Mark Trumbo has put the Angels offense on his back this year. His walk-off home run in last night’s game against the Yankees pushed his total for the season to eight and his wRC+ of 172 sits sixth in the league, trailing just Paul Konerko, Josh Hamilton, Joey Votto, David Wright and Carlos Ruiz. Most notably, Trumbo brings an OBP of .388 into Tuesday’s action just one year after posting a .291 mark. The jokes were easy — Trumbo never saw a pitch he didn’t like, and indeed his 52.9% swing rate was among the tops in the majors.

This year, Trumbo has developed his eye, and his ability to recognize the strike zone is paying off not only with walks but with big-time power as well.

Observe, Trumbo’s swing rates in and out of the strike zone for 2011 and 2012 (from the catcher’s perspective):

Trumbo’s overall swing rate has dropped from 52.9% to 48.5%, largely from laying off pitches above the strike zone or those well inside off the plate. He still attacks pitches on the inner third of the plate and up in the strike zone, but he hasn’t been enticed by pitchers nibbling at those areas this season. Chances are this trend will stick for Trumbo — swing percentage is the very first statistic to stabilize of any we publish here. It’s a natural concept — there’s very little interaction between pitcher and hitter with swing percentage, merely the hitter deciding whether or not to pull the trigger.

This change has allowed Trumbo to focus his swings on pitches he regularly drives. Observe, Trumbo’s in-play ISO in the various areas of the strike zone:

Trumbo’s best asset is his tremendous pull power, as he showed with last night’s walk-off blast. He is slugging 1.058 on hits to pull and has deposited all eight of his home runs over the left field fence. By focusing his swings on the inner half of the plate, Trumbo is able to get more out of each swing.

At the same time, this graphic shows why it was so appealing for Trumbo to hack at pitches off the inside corner or well above the letters — when he does put them in play, they go. But with a contact rate nearly 20 percentage points higher inside the strike zone, it’s well worth the sacrifice to let a few go, take a few more walks, and wait for pitches in the zone to hack. Through patience, Trumbo increases his ability to reach base and avoid strikeouts all while maintaining his power.
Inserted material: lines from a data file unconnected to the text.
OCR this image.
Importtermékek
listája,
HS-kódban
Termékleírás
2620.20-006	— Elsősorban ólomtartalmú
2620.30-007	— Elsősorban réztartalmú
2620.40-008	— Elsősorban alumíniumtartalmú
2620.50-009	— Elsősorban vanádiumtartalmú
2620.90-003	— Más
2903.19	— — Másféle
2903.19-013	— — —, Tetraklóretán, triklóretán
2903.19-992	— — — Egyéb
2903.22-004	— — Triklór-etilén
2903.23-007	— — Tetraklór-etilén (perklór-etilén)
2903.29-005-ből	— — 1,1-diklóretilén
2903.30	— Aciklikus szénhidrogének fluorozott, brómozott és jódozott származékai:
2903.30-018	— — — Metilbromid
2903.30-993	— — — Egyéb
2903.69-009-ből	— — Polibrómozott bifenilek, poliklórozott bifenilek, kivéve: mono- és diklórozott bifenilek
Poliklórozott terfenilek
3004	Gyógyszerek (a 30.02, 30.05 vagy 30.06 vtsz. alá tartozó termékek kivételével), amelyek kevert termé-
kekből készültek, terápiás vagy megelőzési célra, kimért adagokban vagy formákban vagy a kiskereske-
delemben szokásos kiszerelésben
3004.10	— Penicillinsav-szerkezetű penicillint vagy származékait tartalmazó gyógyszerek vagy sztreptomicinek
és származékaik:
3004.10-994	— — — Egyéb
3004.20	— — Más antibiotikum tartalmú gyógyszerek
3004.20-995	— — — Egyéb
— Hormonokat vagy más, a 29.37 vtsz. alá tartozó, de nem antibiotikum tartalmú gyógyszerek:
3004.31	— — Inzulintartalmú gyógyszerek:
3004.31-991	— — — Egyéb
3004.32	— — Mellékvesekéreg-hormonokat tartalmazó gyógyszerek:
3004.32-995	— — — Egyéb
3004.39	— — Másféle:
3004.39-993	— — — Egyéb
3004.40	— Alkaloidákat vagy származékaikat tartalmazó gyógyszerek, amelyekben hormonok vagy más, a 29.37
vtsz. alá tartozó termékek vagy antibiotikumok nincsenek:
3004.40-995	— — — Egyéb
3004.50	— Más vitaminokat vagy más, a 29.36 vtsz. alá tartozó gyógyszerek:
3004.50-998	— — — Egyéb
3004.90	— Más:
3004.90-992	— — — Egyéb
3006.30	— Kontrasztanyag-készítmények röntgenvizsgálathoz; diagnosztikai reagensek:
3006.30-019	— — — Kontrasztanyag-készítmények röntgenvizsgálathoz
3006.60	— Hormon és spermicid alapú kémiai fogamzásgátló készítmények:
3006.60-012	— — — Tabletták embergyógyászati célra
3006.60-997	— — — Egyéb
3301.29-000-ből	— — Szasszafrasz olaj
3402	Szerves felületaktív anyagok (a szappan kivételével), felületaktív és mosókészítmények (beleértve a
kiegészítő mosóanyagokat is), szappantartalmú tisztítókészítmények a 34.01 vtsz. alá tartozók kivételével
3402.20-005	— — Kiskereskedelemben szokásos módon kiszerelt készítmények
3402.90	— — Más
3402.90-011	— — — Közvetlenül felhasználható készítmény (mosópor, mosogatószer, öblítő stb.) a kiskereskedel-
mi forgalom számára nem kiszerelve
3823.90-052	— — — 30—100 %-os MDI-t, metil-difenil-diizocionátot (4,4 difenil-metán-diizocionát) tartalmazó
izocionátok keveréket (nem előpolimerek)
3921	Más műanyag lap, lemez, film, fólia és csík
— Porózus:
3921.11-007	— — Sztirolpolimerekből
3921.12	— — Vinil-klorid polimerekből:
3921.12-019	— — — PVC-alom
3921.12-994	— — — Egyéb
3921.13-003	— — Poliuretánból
Inevitably, Trumbo’s .390 BABIP will come back to earth and he won’t remain a top-10 hitter in the game. But Trumbo has made tangible changes to his approach in his second year in the big leagues, allowing him to grow beyond the power-first, walks-never player we saw last season. Simply by understanding his limits and adapting to them, Trumbo has managed to harness his power in a bigger and better way, improving himself as an all-around hitter in the process.